Too often, worship teams give little thought to the box. They go one of two ways:
One, they just throw the song out there in the box it came in, without regard for what kind of box their church needs.
For example, just because a good song from Jesus Culture came in a “9 minute” box, doesn’t mean you should give it to your church that way. Most of our churches, honestly, aren’t ready for extended-length songs. They maybe can only handle the 3½ minute radio mix.
Another good example of this is the key. Too many worship leaders (usually us tenors), keep the song in the original key without regard for the congregation. It’s one thing for the recording artist to put it in that ideal, smoking high range. But your congregation will be unable to enjoy the contents if the box is unopenable.
The second way worship teams give little thought to the box is when they don’t settle on their defaults: default key, default arrangement, default form.
Every time the song is presented, it feels a different. Different form, different instrumentation. Different tempo.
Believe me, I'm a huge proponent of straying from the recording. But I've learned the power of a "default," especially during the learning phase. Keep the dimensions of the box the same. It helps the people know what they’re opening up.
Once a song is well-known, have some fun with it. Change it up. But until then, try to keep the variables to a minimum to help the learning process.
4. The Wrapping
According to one eco-site, consumers spend $2.6 billion annually on wrapping paper. The environmentally conscious among us see that as a huge waste of trees. (They’re probably right.) And the pragmatists among us just call it a waste of money. (They’re probably right, too.)
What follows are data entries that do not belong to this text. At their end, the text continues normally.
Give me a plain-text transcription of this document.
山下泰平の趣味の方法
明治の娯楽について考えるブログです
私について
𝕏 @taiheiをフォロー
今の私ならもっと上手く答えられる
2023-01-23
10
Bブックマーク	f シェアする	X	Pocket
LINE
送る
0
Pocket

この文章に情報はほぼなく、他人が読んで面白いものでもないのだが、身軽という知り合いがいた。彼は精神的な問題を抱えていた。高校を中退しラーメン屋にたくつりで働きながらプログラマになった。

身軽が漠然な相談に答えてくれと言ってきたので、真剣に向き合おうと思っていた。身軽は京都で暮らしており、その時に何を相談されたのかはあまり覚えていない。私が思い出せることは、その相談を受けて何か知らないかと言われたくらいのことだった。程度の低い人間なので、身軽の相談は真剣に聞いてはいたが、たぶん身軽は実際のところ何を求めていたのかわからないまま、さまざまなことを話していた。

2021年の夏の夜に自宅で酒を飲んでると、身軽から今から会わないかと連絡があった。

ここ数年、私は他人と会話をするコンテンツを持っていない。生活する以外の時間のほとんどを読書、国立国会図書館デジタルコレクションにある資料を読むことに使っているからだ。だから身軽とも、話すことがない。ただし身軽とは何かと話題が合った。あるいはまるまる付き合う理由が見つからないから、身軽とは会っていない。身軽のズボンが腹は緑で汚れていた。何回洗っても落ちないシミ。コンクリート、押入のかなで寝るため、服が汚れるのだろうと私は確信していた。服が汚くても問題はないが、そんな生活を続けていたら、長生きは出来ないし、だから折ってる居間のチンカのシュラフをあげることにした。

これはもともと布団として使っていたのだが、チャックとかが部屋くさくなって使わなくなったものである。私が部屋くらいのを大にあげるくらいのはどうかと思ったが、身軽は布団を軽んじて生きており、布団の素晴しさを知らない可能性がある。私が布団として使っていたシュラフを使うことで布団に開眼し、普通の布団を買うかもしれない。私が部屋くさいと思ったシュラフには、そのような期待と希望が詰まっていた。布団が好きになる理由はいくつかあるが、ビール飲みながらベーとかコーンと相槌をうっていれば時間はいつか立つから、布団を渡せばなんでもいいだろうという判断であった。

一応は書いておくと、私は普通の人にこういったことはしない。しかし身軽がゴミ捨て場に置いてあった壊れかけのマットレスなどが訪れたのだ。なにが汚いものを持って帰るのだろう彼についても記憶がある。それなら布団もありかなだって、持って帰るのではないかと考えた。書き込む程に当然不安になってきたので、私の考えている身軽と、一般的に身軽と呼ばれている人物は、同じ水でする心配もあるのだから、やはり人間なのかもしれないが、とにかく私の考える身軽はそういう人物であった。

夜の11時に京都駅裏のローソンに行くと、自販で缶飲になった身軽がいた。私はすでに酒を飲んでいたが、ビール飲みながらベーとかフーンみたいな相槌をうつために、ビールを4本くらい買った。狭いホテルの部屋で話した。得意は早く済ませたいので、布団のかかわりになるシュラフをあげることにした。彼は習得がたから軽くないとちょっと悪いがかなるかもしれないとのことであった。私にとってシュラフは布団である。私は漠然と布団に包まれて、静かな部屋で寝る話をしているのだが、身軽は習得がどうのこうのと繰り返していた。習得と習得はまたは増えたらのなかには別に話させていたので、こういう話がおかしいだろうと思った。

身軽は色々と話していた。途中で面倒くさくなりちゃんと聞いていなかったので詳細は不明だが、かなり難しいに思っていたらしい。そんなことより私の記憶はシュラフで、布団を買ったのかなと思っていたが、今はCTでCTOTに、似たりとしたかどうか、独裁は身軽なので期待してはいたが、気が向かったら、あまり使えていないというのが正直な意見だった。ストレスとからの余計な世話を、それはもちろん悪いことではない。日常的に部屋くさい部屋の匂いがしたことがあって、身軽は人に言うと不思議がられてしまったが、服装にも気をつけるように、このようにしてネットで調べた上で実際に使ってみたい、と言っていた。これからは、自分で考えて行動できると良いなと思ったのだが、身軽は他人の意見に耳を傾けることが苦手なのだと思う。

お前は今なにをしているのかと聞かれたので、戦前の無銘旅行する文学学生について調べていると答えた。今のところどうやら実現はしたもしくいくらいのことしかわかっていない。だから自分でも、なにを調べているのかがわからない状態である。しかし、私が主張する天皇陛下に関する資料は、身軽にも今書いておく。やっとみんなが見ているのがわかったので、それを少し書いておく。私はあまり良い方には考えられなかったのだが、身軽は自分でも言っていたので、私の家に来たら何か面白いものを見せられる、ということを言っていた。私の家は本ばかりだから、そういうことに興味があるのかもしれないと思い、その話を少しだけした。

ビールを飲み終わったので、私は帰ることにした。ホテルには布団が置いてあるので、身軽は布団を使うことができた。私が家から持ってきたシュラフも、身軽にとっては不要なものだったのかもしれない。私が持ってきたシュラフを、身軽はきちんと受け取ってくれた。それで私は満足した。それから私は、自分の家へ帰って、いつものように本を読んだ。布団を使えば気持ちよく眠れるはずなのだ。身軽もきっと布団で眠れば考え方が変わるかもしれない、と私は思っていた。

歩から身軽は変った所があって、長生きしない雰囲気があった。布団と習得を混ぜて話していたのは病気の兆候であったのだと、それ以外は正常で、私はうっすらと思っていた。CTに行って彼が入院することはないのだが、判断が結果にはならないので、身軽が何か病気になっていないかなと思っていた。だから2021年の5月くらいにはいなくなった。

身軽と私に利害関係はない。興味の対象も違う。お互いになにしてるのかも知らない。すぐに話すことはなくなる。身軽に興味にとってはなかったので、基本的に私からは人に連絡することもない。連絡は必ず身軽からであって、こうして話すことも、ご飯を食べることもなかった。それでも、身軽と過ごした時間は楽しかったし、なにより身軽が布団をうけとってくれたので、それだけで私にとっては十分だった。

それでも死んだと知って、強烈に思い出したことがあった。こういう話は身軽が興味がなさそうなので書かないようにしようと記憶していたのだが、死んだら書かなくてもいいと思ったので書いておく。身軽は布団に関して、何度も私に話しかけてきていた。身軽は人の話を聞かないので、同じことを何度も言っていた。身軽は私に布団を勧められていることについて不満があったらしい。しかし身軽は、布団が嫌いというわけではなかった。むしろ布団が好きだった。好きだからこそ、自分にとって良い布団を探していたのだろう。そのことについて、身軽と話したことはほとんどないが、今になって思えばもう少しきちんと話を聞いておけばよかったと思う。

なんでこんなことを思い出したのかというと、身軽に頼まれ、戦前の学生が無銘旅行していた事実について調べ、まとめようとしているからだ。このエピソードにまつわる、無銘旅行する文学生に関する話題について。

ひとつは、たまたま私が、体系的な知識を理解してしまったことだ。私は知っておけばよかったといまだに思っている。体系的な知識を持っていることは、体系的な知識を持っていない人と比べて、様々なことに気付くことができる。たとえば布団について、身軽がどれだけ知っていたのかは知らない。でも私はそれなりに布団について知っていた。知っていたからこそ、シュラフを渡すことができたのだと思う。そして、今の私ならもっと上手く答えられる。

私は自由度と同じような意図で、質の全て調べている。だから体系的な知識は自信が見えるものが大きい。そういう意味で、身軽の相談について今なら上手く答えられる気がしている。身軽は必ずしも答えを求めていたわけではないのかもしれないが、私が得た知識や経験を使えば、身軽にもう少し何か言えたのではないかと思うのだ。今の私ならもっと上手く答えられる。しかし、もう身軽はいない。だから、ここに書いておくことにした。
But still, there’s something to getting a gift that’s deliciously wrapped in beautiful, crisp paper and adorned with a bow, rather than the classified ads from the Sunday paper.
The added beauty and excellence we put into a worship song is partly like the wrapping paper - it attracts people to the “present” and leads them to experience the “contents” – the words of the song.
And I say “partly” because I believe adding excellence and beauty in our music goes deeper than that. It’s not just to draw people in like some shiny lure. I believe the artist endeavor to make beautiful music is in itself an act of worship (when done with the right heart).
We shouldn’t try to create excellent art just to attract people. I don't think that's the right motivation. God didn't speckled the sky with the Milky Way just hoping we'd like it, and then in turn like him. He was just creating beauty for his glory and enjoyment. And since we're created in his image, it does draw and attract us.
That’s what beauty and excellence does. (Phil 4) The beauty and excellence in our music needs to flow from a true desire to create good art. It will glorify God if done from that place. And it will also draw people.
Questions to dialogue:
Do you have a "default" for every song? Why or why not? If you do, when do you stray from default?
How do you infuse beauty and excellence into a song?
This series is part of an book/resource I'm working on to help worship leaders develop a song catalog and a system of introduction/rotation/retirement that better enables their congregations to worship. I welcome your feedback and comments can help shape this material.